Isonitrile-containing natural products isolated from bacteria, fungi, sponges, and plants have attracted wide attention in medicinal chemistry attributed to their fascinating chemical properties and potent bioactivities [1]. The isonitrile functional group may act as a nucleophile, an electrophile, or a carbene, and thus can participate in multiple types of reactions including the Ugi reaction and click chemistry [1, 2, 3, 4, 5]. In addition to this intrinsic reactivity, the isonitrile group displays a strong metal chelating feature that is often related to the biological activities of the isonitrile natural products [1]. Specifically, the isonitrile lipopeptides (INLPs) discovered from pathogenic Mycobacterium tuberculosis were suggested to mediate metal transport and be associated with M. tuberculosis virulence [∗6, 7, 8]. So far, more than 200 isonitrile-containing alkaloids, terpenes, epoxy compounds, and lipopeptides have been isolated from nature and many of them exhibit antibacterial, antifungal, antimalarial, antiviral, or anticancer activities [1,9, 10, 11, 12, 13].

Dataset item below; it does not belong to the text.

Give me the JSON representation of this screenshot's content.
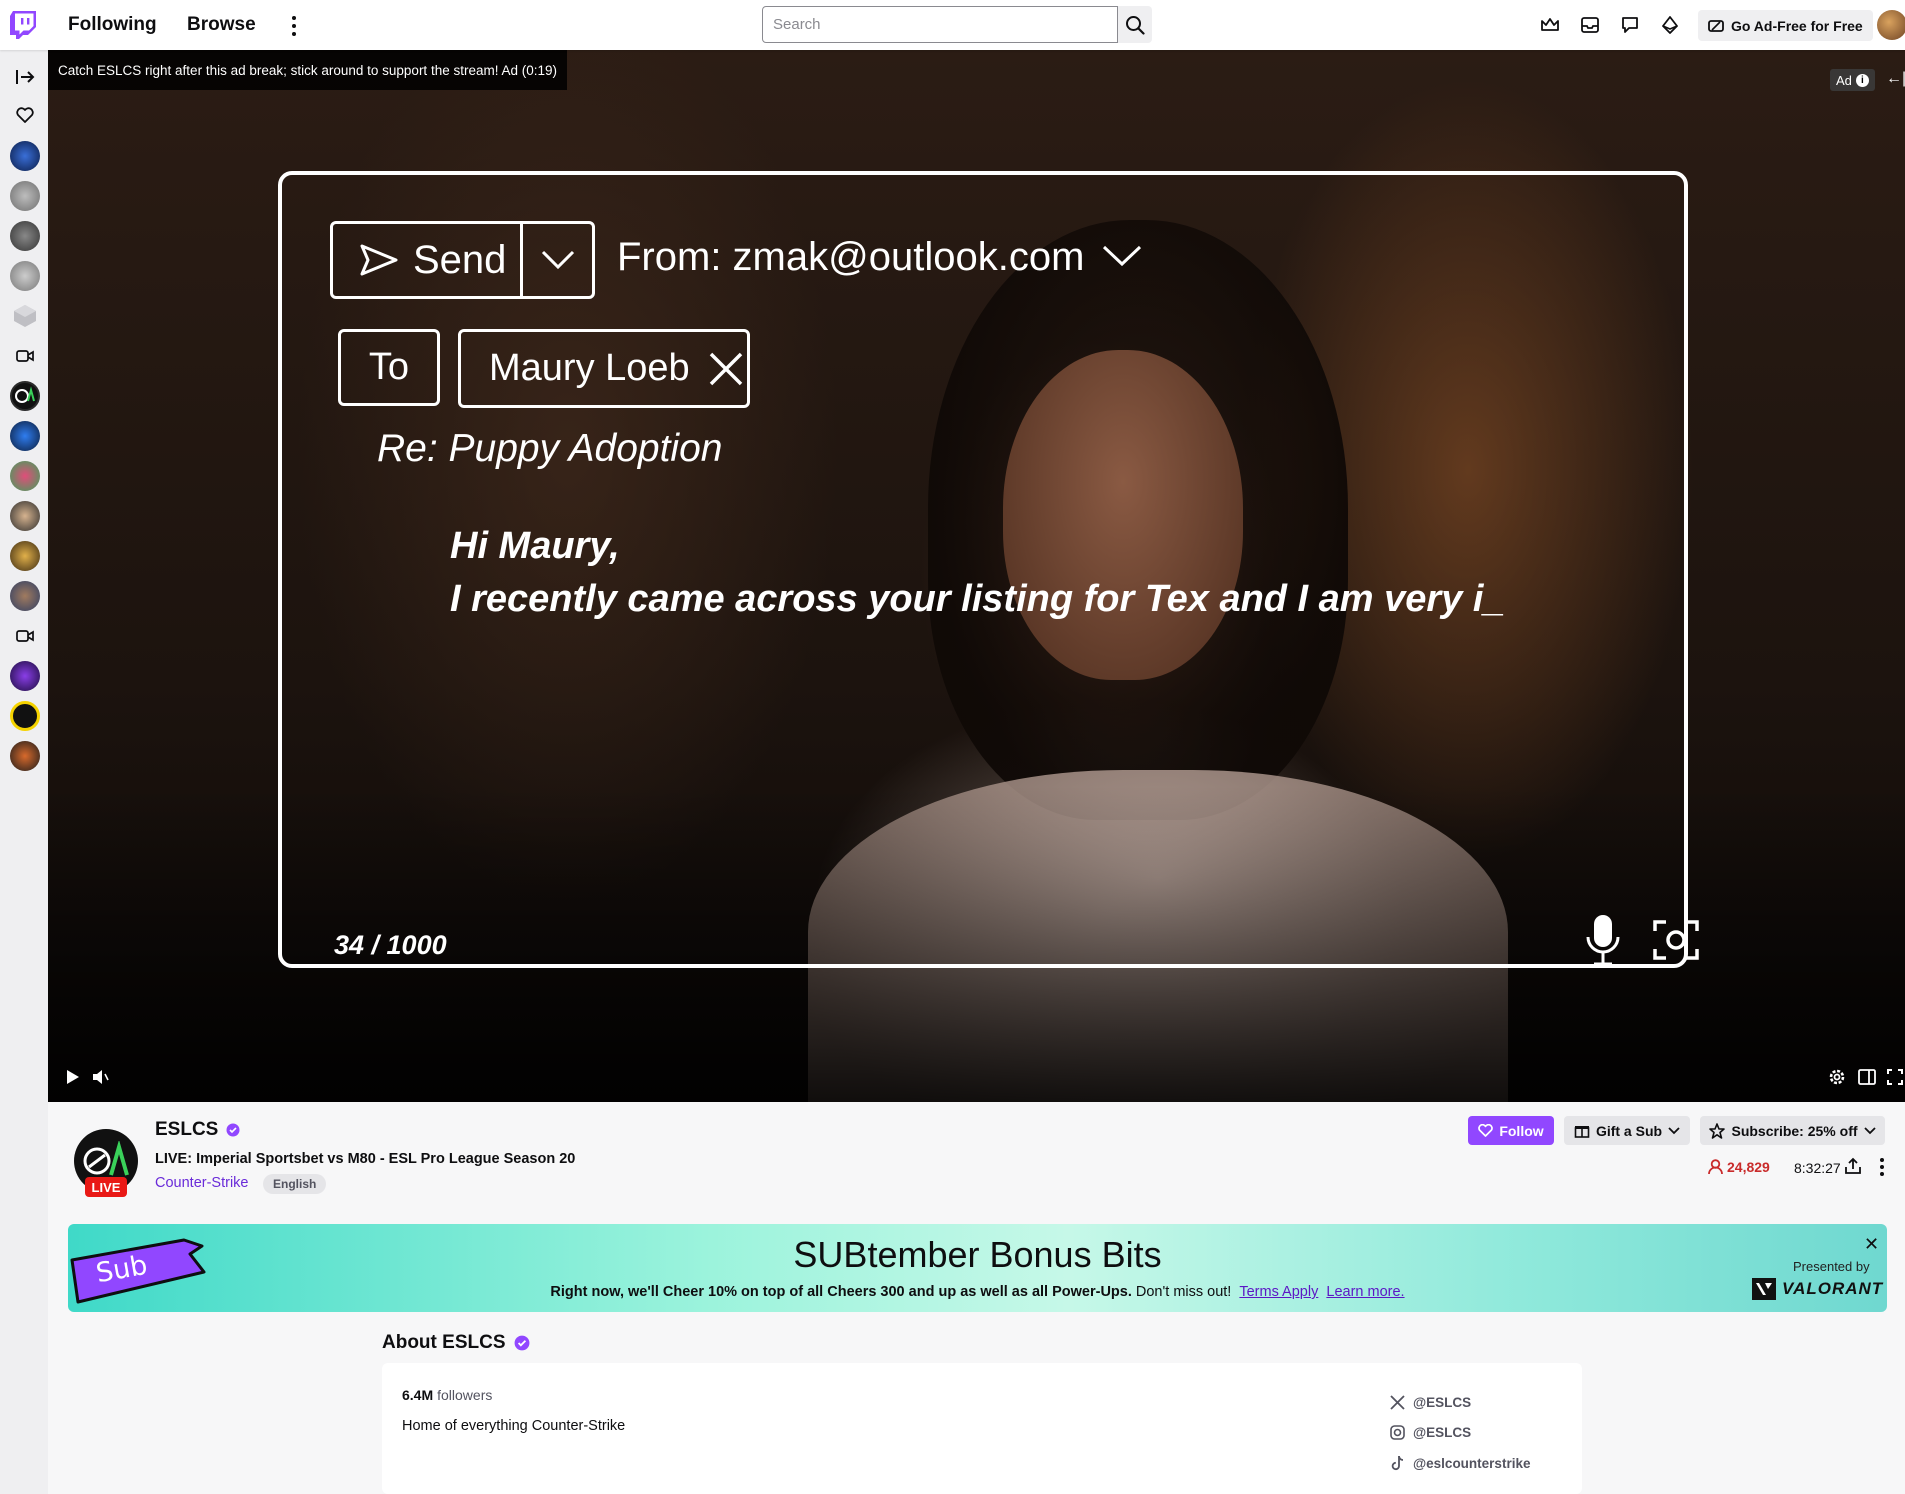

In comparison to a long history of isonitrile natural product discovery and characterization, the biosynthesis of isonitrile natural products was relatively underexplored. Until now, two types of biosynthetic mechanisms for isonitrile have been reported: one through “isonitrile synthases” and the other through non-heme iron (II) and α-ketoglutarate (KG) dependent dioxygenases [14]. Isonitrile synthases such as IsnA and XanB are mainly involved in the biosynthesis of indole or tyrosine derived vinyl isocyanides and have been discussed in a few reviews recently [2,14, 15, 16]. Here, we aim to provide a brief review on the INLP biosynthetic pathways that utilize the non-heme iron (II) and α-KG dependent dioxygenases for isonitrile biogenesis.